The walls of Babylon and the famed pyramids were held together with bitumen, and Egyptians used it for embalming. During the 19th century in America, an oil find was often met with dismay. Pioneers, who dug wells to find water or brine, were disappointed when they struck oil. It wasn’t until 1854, with the invention of the kerosene lamp, that the first large-scale demand for petroleum emerged.

Crude Oil is a relatively abundant commodity. The world has produced approximately 650 billion barrels of oil, but another trillion barrels of proved reserves have yet to be extracted. Crude Oil was the world’s first trillion-dollar industry and accounts for the single largest product in world trade.


Originally Brent referred to oil extracted from the Brent oilfield located in the North Sea off the coast of the UK, however, for various reasons Brent now refers to four different crude oil grades extracted from various wells in the North Sea – Brent blend, Forties blend, Osberg, and Ekofisk (together also known as BFOE). This mixing of the four oil grades actually made Brent a heavier oil, although it is still considered to be relatively light and low in sulfur.

While Brent is relatively heavier than it was in the past, it is still ideal for oil refinement and the fact that it is waterborne from oil fields near to the coast of the UK and Norway makes it all the more attractive. 


This makes Brent crude oil very accessible for means of transportation. The oil can be offloaded from the FPSO directly onto oil tankers and easily transported across the world by sea. It can also be sent a short distance away to oil terminals like Sullom Voe Terminal in the Shetland Islands, where it can be stored before loading on to tankers. 

It is also be sent via pipeline to refineries and storage facilities on the coast of the UK. The relative ease of transportation and its high quality makes Brent an attractive investment and plays a major part in the pricing of crude oil as well as in the adoption of Brent as the major oil benchmark price globally.


Natural Gas is a fossil fuel that is colorless, shapeless, and odorless in its pure form. It is a mixture of hydrocarbon gases formed primarily of methane, but it can also include ethane, propane, butane, and pentane. Natural Gas is combustible, clean burning, and gives off a great deal of energy.
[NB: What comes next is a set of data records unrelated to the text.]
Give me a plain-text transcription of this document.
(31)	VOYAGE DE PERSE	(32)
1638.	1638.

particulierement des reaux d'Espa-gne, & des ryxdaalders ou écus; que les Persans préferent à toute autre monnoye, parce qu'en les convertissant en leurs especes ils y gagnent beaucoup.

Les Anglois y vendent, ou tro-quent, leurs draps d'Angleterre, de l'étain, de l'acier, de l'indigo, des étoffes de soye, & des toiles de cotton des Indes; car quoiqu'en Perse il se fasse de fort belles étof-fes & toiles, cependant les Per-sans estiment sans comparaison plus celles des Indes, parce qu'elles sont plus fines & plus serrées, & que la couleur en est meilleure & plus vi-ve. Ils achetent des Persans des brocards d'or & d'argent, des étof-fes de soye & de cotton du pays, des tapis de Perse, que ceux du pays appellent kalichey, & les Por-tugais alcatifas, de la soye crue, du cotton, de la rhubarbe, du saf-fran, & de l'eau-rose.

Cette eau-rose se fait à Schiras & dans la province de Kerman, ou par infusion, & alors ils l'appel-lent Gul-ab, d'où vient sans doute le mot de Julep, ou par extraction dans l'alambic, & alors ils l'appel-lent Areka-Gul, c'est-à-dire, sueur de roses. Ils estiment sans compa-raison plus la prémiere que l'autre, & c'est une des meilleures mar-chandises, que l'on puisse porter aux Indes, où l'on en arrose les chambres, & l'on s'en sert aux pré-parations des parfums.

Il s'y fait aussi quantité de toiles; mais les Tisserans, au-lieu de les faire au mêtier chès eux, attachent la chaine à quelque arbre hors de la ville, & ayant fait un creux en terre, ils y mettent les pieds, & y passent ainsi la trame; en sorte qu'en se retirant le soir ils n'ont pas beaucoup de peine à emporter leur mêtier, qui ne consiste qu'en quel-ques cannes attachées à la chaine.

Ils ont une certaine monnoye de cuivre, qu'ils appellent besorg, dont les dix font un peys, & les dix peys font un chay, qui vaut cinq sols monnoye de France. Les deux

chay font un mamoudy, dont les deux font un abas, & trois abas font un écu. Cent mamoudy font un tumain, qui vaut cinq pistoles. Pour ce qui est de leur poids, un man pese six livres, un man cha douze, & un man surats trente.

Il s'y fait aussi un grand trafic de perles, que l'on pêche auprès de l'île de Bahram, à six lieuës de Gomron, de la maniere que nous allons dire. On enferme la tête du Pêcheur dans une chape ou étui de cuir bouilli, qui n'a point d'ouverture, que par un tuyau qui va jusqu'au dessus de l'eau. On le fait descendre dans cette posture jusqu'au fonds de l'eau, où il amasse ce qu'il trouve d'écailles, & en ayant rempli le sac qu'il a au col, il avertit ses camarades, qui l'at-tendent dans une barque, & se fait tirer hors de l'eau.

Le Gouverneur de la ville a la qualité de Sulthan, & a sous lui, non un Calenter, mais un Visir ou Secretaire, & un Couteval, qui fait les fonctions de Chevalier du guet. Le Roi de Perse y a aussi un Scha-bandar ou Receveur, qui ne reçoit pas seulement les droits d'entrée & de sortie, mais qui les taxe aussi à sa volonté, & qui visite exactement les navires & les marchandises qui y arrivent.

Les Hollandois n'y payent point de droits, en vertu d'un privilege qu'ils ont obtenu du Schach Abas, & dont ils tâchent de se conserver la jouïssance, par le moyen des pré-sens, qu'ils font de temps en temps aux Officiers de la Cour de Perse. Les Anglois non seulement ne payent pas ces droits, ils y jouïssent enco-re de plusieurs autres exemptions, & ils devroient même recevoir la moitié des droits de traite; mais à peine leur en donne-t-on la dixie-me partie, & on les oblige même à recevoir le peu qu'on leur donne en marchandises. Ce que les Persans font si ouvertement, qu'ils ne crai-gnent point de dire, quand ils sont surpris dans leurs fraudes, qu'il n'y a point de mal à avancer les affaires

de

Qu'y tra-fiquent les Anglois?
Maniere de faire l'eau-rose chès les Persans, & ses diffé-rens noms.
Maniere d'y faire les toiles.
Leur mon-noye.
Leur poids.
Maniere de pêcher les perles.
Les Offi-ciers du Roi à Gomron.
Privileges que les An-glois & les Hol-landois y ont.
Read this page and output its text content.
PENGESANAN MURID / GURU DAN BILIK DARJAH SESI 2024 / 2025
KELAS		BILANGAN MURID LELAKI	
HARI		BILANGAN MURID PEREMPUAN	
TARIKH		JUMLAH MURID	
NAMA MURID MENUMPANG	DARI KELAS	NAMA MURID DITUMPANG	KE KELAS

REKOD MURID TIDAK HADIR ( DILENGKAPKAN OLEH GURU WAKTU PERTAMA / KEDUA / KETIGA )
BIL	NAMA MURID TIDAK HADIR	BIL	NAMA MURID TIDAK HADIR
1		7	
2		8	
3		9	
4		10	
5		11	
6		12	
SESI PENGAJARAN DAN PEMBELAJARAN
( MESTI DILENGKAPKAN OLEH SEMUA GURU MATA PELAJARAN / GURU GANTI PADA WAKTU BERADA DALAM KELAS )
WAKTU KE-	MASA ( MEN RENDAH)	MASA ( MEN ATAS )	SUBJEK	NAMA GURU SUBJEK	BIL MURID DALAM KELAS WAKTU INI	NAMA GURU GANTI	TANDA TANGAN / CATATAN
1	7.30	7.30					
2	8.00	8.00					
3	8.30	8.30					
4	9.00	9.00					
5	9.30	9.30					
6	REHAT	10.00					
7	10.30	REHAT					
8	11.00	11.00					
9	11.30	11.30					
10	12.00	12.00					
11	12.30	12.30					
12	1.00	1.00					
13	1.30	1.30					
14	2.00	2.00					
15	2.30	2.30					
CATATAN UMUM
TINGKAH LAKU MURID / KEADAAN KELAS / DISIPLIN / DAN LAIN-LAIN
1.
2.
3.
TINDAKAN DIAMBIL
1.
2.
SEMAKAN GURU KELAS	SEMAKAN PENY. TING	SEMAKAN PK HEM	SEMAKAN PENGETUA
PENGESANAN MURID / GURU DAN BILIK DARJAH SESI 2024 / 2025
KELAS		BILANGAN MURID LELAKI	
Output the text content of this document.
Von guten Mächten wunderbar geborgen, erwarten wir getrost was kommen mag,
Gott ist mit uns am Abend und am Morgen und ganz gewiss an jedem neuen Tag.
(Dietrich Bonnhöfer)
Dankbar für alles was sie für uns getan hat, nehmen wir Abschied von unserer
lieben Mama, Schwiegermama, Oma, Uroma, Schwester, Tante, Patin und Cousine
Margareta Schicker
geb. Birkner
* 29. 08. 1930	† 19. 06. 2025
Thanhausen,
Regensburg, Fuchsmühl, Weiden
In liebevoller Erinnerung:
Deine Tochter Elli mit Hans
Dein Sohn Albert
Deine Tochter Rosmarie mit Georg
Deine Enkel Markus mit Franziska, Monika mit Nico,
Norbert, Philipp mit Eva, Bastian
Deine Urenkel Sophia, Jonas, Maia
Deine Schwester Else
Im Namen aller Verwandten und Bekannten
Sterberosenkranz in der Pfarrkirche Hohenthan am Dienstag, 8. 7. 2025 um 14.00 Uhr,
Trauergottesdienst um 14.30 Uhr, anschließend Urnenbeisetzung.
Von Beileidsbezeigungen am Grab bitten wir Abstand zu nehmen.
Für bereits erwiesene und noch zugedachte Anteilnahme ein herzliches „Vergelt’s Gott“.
Around 500 BC, the Chinese discovered that the energy in Natural Gas could be harnessed. They passed it through crude bamboo-shoot pipes and then burned it to boil seawater to create potable fresh water. Around 1785, Britain became the first country to commercially use Natural Gas produced from coal for streetlights and indoor lights. 



In 1821, William Hart dug the first well specifically intended to obtain Natural Gas and he is generally regarded as the “father of Natural Gas” in America.

There is a vast amount of Natural Gas estimated to still be in the ground in the U.S. Natural Gas as a source of energy is significantly less expensive than electricity per Btu (British thermal unit). Btu is a traditional unit of energy equal to about 1.055 joules or approximately the amount of energy needed to heat one pound of water.

The Natural Gas futures contract calls for the delivery of Natural Gas representing 10,000 million British thermal units (mmBtu) at the Henry Hub (a distribution hub) in Louisiana, which is the nexus of 16 intra- state and inter-state pipelines.